Havia dados arqueológicos mostrando que alguns dos primeiros americanos caçavam espécies da megafauna. Tais dados sugeriam um efeito devastador da ação humana sobre essas espécies, que nunca tinham visto um caçador da nossa espécie na vida e que, portanto, não tinham evoluído para ter medo do ser humano.
DNA E CARBONO-14
O novo estudo, porém, compilou uma enorme massa de dados para tentar mostrar que o cenário real é muito mais complexo. Suas principais ferramentas foram o carbono-14 (variante instável do elemento químico carbono, usada para datar matéria orgânica com até dezenas de milhares de anos) e o DNA obtido a partir do esqueleto de animais extintos.
Cooper conseguiu correlacionar a idade dos esqueletos com um registro da bacia de Cariaco, no litoral da Venezuela. Essa bacia contém sedimentos marinhos resultantes da morte de micro-organismos do oceano, formando uma espécie de "cebola" temporal bastante precisa -cada camada da "cebola" corresponde a um ano.
A composição dessas camadas de sedimentos registra as oscilações do clima ao longo dos anos em sua composição química. Em tese, isso significa que, se um osso de mamute e uma camada de sedimentos possuem a mesma datação de carbono-14, é possível saber se o bicho morreu numa fase de clima mais quente ou mais frio.
A segunda metade do quebra-cabeça são as análises de DNA. Os cientistas não usam mais só ossos para saber quais espécies viveram no passado. E eles verificaram que havia uma diversidade consideravelmente maior de megamamíferos do que se imaginava.
Com as datações precisas e o DNA, é possível ver que extinções de linhagens da megafauna aconteceram o tempo todo ao longo das últimas dezenas de milhares de anos da Era do Gelo.
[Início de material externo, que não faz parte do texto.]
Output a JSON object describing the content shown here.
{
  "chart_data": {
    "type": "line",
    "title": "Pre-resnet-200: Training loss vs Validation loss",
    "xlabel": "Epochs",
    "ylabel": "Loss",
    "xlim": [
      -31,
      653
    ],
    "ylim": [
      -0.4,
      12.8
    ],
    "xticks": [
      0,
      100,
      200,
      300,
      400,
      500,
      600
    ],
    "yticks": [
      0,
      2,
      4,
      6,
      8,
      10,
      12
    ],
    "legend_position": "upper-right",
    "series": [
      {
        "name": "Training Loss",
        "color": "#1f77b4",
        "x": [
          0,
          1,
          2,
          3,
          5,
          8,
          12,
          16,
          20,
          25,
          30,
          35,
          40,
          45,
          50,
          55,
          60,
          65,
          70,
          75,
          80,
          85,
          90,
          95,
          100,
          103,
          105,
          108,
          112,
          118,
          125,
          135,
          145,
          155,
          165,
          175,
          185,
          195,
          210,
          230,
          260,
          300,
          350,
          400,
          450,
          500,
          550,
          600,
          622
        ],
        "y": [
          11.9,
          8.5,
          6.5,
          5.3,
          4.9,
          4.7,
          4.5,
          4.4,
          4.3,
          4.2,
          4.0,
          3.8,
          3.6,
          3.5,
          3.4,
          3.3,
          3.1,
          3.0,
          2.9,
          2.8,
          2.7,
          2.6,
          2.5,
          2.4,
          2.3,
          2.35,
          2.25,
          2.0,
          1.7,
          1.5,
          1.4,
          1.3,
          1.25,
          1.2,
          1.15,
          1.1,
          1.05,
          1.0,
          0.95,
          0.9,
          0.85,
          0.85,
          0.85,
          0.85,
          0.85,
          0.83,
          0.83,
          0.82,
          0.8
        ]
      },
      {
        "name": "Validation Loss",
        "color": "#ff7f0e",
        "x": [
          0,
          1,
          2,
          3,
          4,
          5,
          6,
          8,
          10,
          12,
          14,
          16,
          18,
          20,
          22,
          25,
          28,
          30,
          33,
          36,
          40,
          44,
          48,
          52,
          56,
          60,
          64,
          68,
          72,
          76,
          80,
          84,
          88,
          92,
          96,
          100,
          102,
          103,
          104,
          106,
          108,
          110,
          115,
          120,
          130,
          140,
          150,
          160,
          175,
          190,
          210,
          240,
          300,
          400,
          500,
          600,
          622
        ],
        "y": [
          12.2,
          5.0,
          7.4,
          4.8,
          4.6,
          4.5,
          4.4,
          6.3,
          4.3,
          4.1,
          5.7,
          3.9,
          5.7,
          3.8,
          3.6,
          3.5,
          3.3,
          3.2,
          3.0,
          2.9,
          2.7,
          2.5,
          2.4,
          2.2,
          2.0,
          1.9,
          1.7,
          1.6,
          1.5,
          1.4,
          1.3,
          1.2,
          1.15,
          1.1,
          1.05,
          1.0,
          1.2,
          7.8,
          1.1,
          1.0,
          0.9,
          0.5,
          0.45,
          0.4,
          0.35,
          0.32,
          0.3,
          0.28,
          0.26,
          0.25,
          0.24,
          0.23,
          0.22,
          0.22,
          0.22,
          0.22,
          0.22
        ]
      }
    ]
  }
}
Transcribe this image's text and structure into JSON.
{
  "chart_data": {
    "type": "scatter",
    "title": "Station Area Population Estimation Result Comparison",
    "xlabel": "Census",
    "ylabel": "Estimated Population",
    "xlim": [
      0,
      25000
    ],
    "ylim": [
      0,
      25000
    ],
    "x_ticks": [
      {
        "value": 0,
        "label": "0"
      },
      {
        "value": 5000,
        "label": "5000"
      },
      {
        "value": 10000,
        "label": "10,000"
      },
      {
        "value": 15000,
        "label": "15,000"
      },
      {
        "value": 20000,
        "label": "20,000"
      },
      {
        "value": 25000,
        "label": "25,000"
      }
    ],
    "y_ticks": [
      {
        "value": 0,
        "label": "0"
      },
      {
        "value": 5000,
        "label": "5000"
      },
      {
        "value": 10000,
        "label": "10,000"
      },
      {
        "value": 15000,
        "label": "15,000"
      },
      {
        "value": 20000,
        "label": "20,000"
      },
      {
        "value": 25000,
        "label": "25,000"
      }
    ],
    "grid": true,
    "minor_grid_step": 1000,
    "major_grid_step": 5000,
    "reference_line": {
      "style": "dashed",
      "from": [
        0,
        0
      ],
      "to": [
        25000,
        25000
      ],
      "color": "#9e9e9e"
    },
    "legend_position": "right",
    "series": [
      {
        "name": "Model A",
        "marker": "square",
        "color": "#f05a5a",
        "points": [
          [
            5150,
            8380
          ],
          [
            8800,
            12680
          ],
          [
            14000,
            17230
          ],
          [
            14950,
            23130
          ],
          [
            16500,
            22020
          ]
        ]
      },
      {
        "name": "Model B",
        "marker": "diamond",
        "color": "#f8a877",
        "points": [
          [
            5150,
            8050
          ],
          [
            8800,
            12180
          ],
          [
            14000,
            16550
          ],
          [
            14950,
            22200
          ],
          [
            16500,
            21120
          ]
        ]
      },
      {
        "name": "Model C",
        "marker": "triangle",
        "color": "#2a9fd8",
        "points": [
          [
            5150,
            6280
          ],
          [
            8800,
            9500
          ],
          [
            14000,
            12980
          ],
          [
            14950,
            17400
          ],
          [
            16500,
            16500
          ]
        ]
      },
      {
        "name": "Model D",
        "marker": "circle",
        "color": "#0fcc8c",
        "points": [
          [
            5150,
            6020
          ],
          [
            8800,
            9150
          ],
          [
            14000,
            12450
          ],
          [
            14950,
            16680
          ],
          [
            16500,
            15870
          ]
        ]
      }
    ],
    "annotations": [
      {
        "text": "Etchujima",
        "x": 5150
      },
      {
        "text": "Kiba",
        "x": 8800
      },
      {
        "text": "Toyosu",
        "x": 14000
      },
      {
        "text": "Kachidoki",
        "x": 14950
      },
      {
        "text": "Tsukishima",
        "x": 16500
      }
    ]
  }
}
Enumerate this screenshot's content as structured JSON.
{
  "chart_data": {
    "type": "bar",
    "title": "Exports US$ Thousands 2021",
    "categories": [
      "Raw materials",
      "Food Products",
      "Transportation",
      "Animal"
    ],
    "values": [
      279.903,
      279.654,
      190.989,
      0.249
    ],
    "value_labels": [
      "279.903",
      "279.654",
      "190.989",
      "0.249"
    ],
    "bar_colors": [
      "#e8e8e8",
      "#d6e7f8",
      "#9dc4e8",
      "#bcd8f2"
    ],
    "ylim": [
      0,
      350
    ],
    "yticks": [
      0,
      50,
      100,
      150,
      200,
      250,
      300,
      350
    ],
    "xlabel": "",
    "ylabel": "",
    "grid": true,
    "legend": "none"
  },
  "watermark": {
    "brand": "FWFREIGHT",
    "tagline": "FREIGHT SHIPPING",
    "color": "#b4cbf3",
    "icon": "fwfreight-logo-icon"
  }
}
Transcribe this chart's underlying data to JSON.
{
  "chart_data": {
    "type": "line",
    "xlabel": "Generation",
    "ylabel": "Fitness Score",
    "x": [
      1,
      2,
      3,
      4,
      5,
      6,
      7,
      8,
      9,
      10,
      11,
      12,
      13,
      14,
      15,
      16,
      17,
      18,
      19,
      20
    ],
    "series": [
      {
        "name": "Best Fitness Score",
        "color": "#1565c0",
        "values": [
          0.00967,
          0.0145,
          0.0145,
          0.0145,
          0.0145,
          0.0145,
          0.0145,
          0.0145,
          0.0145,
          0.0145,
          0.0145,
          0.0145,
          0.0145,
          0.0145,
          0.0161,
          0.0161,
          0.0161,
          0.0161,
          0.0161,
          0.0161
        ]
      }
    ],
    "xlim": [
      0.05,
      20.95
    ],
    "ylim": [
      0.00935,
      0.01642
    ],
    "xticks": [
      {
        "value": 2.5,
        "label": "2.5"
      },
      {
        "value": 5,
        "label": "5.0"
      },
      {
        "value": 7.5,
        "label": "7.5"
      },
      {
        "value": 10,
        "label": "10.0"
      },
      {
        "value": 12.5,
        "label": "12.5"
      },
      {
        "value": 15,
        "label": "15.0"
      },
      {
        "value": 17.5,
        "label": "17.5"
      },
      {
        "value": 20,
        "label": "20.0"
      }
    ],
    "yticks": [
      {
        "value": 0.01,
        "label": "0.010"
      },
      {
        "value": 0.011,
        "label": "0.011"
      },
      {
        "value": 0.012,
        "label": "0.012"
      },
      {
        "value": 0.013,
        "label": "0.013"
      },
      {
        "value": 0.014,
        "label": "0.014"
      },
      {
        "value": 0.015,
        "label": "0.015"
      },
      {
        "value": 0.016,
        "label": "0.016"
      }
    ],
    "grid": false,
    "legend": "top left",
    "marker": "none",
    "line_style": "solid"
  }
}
Aliás, não exatamente o tempo todo: elas se concentram nos períodos relativamente curtos de aquecimento brusco.
"Não sabemos exatamente como essas extinções aconteceram, mas elas podem ter surgido a partir das mudanças na vegetação trazidas pelo aquecimento", propõe ele.
A ação humana teria sido o "golpe de misericórdia", abalando ainda mais populações já fragilizadas pelas alterações climáticas.
O principal ponto fraco do trabalho na "Science" é a falta de dados sobre a América do Sul. "Sabemos que, na América do Sul, já havia extinções locais de populações de gonfotéridos [parentes extintos dos elefantes] há pelo menos 66 mil anos", destaca a paleontóloga Dimila Mothé Cordeiro dos Santos.
"O ajuste dos dados não parece ser tão bom quanto eles afirmam", ressalva Mario Cozzuol, paleontólogo da UFMG. Outra crítica do pesquisador é que o artigo da "Science" ignora trabalhos que já vinham mostrado a correlação entre períodos quentes do Pleistoceno e reduções da megafauna.
"Períodos quentes, com expansão da vegetação densa, tipo florestas, teriam reduzido a população, visto que animais de grande porte preferem ambientes abertos."